Di Mana Orang Berilmu?
“Allah menyatakan bahwa tidak ada tuhan selain Dia; (demikian pula) para malaikat dan orang berilmu yang menegakkan keadilan, tidak ada tuhan selain Dia, Yang Mahaperkasa, Mahabijaksana.” (Surat Ali Imran ayat 18)
Orang-orang yang berilmu, begitu kata Al Ghazali menilai, adalah orang yang mendapatkan pertanda kemuliaan di hadapan Allah Swt. Betapa tidak, katanya, setelah Allah sendiri yang menyatakan bahwa tiada tuhan selain Dia, Allah pun menyertai malaikat dan orang berilmu yang mengakui keesaanNya. Di situlah sisi kelebihan, ketinggian derajat orang-orang yang berilmu.
Di dalam kehidupan, orang-orang berilmu selalu disenangi oleh kebanyakan orang. Apalagi orang berilmu tersebut selalu berbagi dan menyebarkan ilmu yang telah dimilikinya dengan tulus. Di masjid, di sekolah, di pesantren, di kampus, di majelis-majelis ta’lim, di perkantoran, dan di tempat-tempat yang lainnya, di sanalah dapat ditemui orang-orang berilmu. Apa yang dilakukan oleh orang-orang berilmu sesungguhnya, hingga mereka dianggap kunci dari permasalahan kehidupan bermasyarakat terutama di zaman sekarang?
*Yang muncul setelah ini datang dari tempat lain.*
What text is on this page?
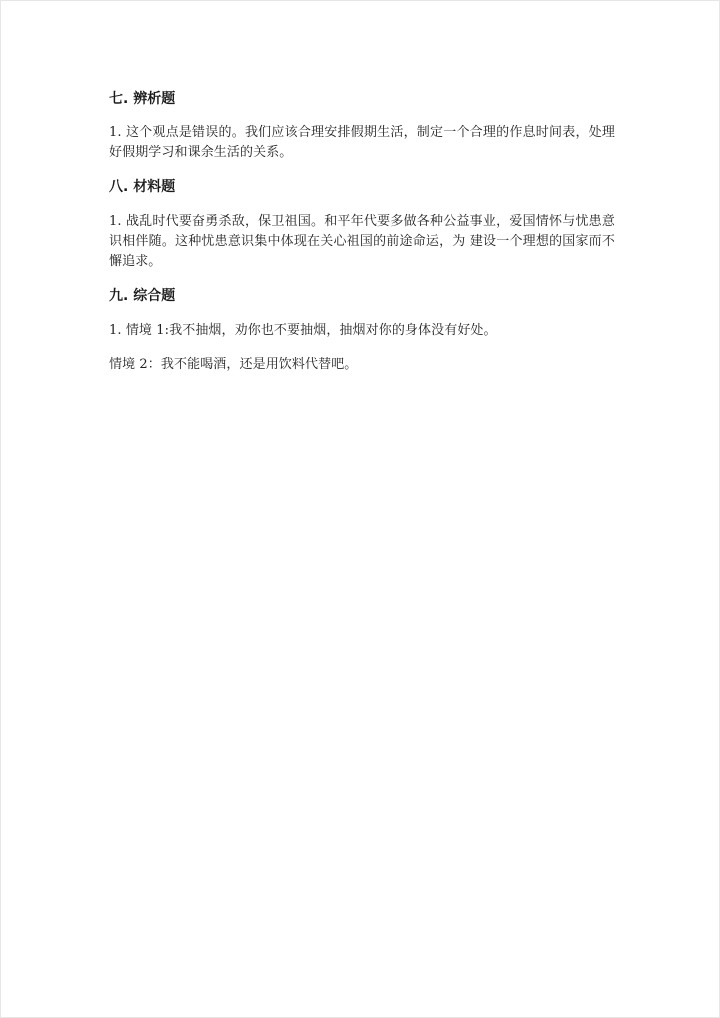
七. 辨析题

1. 这个观点是错误的。我们应该合理安排假期生活，制定一个合理的作息时间表，处理好假期学习和课余生活的关系。

八. 材料题

1. 战乱时代要奋勇杀敌，保卫祖国。和平年代要多做各种公益事业，爱国情怀与忧患意识相伴随。这种忧患意识集中体现在关心祖国的前途命运，为 建设一个理想的国家而不懈追求。

九. 综合题

1. 情境 1:我不抽烟，劝你也不要抽烟，抽烟对你的身体没有好处。

情境 2：我不能喝酒，还是用饮料代替吧。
Orang-orang berilmu adalah orang yang selalu belajar dan terus belajar dalam suatu bidang keilmuan hingga dia dapat menguasainya dengan baik. Dan proses penguasaan ilmu itu tentu tidak dapat dilakukan dalam waktu sekejap. Ada proses yang begitu panjang dan dialami, bahkan sekalipun proses itu adalah pahit. Namun, dari aktivitas belajar yang terus dilalui, orang-orang berilmu selalu meyakini suatu waktu akan berbuah hasil yang begitu manis. Yaitu mengetahui apa yang telah diciptakan oleh Tuhan semesta alam. Dan tentu keilmuannya itu dapat digunakan untuk memberikan solusi dari permasalahan yang ada.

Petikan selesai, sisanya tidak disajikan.